Y entonces, sucedió algo en el aire, algo se movió en el espacio con creciente tronar volcánico. Y allí mismo, muy cerca, en la zona del cosmódromo, se levantó como una columna en el cielo la vivísima chispa de una amenazadora llama. Burani Yediguéi retrocedió con espanto, el camello dio un salto chillando... El perro, lleno de terror, se arrojó a los pies del hombre.
Era el lanzamiento del primer cohete-robot militar de la Operación Anillo, de protección transcósmica. En Sary-Ozeki eran exactamente las ocho de la tarde. Tras el primer cohete se precipitó hacia el espacio el segundo, tras éste el tercero, y después otro, y otro... Los cohetes partían para el lejano cosmos donde depositarían alrededor del globo terráqueo un cordón continuamente activo, para que nada cambiara en los asuntos terrenos, para que todo siguiera como era...
El cielo se caía sobre la cabeza abriéndose en penachos de ardiente llama y de humo... El hombre, el camello y el perro, tres seres sencillos, huyeron enloquecidos. Dominados por el terror, corrían juntos temiendo separarse, corrían por la estepa implacablemente iluminados por gigantescos resplandores de fuego...
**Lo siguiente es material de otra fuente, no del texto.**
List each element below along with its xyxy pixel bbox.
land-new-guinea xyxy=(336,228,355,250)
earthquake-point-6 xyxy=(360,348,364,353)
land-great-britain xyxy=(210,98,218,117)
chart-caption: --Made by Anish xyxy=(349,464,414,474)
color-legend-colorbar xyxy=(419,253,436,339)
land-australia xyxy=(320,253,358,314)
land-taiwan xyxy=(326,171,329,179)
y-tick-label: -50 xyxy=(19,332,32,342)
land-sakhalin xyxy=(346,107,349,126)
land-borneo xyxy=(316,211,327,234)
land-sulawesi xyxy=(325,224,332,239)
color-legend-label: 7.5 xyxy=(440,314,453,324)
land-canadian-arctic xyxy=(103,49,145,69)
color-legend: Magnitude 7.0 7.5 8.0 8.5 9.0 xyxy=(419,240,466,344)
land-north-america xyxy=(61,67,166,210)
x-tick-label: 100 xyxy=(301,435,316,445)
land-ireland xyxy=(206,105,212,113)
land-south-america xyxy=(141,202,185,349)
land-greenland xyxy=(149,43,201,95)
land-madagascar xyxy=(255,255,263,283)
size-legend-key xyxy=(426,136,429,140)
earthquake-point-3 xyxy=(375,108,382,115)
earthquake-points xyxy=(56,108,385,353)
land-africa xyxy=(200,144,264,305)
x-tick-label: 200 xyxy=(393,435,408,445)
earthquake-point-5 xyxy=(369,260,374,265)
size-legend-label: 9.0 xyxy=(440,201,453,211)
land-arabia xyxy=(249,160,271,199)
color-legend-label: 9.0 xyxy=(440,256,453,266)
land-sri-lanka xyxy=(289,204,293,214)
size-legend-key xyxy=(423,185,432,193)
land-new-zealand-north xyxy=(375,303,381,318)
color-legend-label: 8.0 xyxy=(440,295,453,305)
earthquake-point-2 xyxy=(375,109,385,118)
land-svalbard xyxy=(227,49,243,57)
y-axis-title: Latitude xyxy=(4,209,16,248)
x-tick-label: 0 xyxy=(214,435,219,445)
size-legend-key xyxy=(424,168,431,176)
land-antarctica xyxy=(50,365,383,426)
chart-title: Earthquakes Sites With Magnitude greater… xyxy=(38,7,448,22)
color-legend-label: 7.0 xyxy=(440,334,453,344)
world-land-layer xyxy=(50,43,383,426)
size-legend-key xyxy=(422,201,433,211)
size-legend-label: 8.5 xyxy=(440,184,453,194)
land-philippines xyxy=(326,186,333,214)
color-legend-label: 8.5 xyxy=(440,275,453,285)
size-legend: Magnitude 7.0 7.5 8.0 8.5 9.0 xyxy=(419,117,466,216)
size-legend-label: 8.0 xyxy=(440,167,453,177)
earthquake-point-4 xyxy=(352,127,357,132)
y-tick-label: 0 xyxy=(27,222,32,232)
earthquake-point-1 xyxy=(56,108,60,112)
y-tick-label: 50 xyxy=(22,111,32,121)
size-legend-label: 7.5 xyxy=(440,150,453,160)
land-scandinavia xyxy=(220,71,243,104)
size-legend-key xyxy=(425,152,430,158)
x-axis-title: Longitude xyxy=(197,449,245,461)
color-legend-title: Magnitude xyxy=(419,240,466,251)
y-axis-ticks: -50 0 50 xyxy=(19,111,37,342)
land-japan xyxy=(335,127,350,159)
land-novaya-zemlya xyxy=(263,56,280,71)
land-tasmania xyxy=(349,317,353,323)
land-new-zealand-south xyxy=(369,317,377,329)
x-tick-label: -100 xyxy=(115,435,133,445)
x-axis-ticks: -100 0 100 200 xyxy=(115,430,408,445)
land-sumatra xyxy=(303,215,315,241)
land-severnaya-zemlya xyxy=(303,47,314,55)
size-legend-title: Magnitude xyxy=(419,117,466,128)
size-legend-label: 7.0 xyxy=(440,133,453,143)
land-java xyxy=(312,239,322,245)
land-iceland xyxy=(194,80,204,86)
Pero por mucho que corrieran, era una carrera sin moverse del sitio, pues cada nueva explosión les cubría de la cabeza a los pies con un incendio de luz que lo abarcaba todo y con un estruendo demoledor...
Y ellos corrían, el hombre, el camello y el perro, sin volver la cabeza, y de pronto a Yediguéi le pareció que sin saber de dónde había aparecido a su lado un pájaro blanco, el que surgiera en otro tiempo del pañuelo blanco de Naiman-Ana cuando cayó de la silla atravesada por la flecha de su propio hijo mankurt... El pájaro blanco volaba rápidamente junto al hombre chillando en medio del estruendo de aquel fin del mundo:
—¿Quién eres? ¿Cuál es tu nombre? ¡Recuerda tu nombre! Tu padre fue Donenbái, Donenbái, Donenbái, Donenbái, Donenbái, Donenbái...
Y su grito sonó aún largo rato en las cerradas tinieblas...
Unos días después, llegaron de Kyzyl-Ordá a Boranly-Buránny las dos hijas de Yediguéi, Saule y Sharapat, con sus maridos e hijos, pues habían recibido un telegrama sobre la muerte de Kazangap, el anciano de Sary-Ozeki. Fueron a recordar su memoria y a testimoniar su aflicción, y al propio tiempo a pasar un par de días con sus padres, pues no hay mal que por bien no venga.